Written informed consent has been provided by the patient to have the case details and any accompanying images published. No institutional approval was required to publish this case report.

Discussion

In our limited experience with endoscopic resection of cavernous malformation, we can report that this operation method represents a good alternative to open surgery in selected cases. The surgical access is considerably smaller, causing less trauma to the surrounding brain tissue and the total operation time is notably shorter. There is no craniotomy needed, a simple burr hole is sufficient. We can, therefore, confirm the findings of Gianetti et al, Palandri et al and Prat et al, who had reported successful endoscopic resection of intraventricular cavernous malformations.11–13

However, it must be noted that intraoperative complications, especially bleeding, are more difficult to control, as not only the freedom of movement is very limited in endoscopical procedures but also the view can more easily be blocked. Patients should therefore carefully be selected considering the position and the size of the cavernoma, and adequate preoperative planning including possible switching to an open access has to be performed.

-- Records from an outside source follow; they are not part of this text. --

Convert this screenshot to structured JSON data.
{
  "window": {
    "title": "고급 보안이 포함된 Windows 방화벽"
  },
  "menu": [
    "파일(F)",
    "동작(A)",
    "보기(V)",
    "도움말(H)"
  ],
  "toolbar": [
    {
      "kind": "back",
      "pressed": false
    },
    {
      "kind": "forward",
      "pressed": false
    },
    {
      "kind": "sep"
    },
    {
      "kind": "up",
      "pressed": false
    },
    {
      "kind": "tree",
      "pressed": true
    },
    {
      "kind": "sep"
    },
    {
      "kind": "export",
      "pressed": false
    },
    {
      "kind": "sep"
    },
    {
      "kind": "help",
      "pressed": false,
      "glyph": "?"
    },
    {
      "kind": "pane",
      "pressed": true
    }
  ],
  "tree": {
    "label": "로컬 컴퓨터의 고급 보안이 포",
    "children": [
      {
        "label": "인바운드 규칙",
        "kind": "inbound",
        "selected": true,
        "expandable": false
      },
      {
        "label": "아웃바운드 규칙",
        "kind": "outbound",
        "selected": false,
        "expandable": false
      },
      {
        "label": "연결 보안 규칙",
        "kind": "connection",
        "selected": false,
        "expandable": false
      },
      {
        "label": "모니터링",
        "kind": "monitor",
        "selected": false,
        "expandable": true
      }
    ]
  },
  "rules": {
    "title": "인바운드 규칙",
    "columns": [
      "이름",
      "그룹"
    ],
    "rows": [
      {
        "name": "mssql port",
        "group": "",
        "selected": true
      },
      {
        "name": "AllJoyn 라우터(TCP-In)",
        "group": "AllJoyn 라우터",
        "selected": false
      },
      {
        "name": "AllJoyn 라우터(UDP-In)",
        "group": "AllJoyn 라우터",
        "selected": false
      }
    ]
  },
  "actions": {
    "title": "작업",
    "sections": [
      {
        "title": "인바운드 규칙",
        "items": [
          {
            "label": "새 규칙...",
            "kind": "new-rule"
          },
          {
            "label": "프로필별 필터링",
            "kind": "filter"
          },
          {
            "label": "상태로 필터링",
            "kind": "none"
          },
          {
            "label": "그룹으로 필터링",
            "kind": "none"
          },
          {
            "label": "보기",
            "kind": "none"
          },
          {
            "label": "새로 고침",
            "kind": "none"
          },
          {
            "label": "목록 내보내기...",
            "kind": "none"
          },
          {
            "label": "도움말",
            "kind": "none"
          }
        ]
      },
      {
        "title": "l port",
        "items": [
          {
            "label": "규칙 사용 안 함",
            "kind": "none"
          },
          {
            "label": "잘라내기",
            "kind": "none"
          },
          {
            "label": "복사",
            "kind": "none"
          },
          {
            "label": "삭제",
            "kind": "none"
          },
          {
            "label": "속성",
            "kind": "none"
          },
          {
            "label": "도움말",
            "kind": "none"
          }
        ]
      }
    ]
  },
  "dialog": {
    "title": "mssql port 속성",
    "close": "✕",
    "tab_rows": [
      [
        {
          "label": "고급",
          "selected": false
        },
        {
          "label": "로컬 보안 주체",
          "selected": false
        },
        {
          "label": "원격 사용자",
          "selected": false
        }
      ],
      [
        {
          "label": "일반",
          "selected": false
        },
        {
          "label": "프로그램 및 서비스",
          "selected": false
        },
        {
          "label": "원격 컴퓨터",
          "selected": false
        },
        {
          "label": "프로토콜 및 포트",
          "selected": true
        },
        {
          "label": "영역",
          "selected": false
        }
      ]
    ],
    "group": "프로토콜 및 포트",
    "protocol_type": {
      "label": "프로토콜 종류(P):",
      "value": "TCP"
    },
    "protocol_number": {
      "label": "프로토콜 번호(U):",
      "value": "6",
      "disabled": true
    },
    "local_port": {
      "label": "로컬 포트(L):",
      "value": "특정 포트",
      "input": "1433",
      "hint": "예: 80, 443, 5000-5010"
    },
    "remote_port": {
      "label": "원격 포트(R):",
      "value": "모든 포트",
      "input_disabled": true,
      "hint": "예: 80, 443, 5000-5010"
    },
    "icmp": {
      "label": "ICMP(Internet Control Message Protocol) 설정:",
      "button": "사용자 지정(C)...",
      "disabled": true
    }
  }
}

The endoscopic approach is limited to intraventricular cavernous malformations, as intraparenchymal lesions are not accessible with this technique. Although technical advantages have been made in recent years, endoscopic neurosurgical approaches still require preformed cavities as the ventricular system or large cysts found in complex hydrocephalus.14 In our opinion, endoscopic resection should at least be considered as a surgical approach for intraventricular cavernous malformations within the lateral ventricles, the interventricular foramina and to some extent the third ventricle. It should be noted that large lesions may be difficult to handle as they more easily block the view of the endoscope.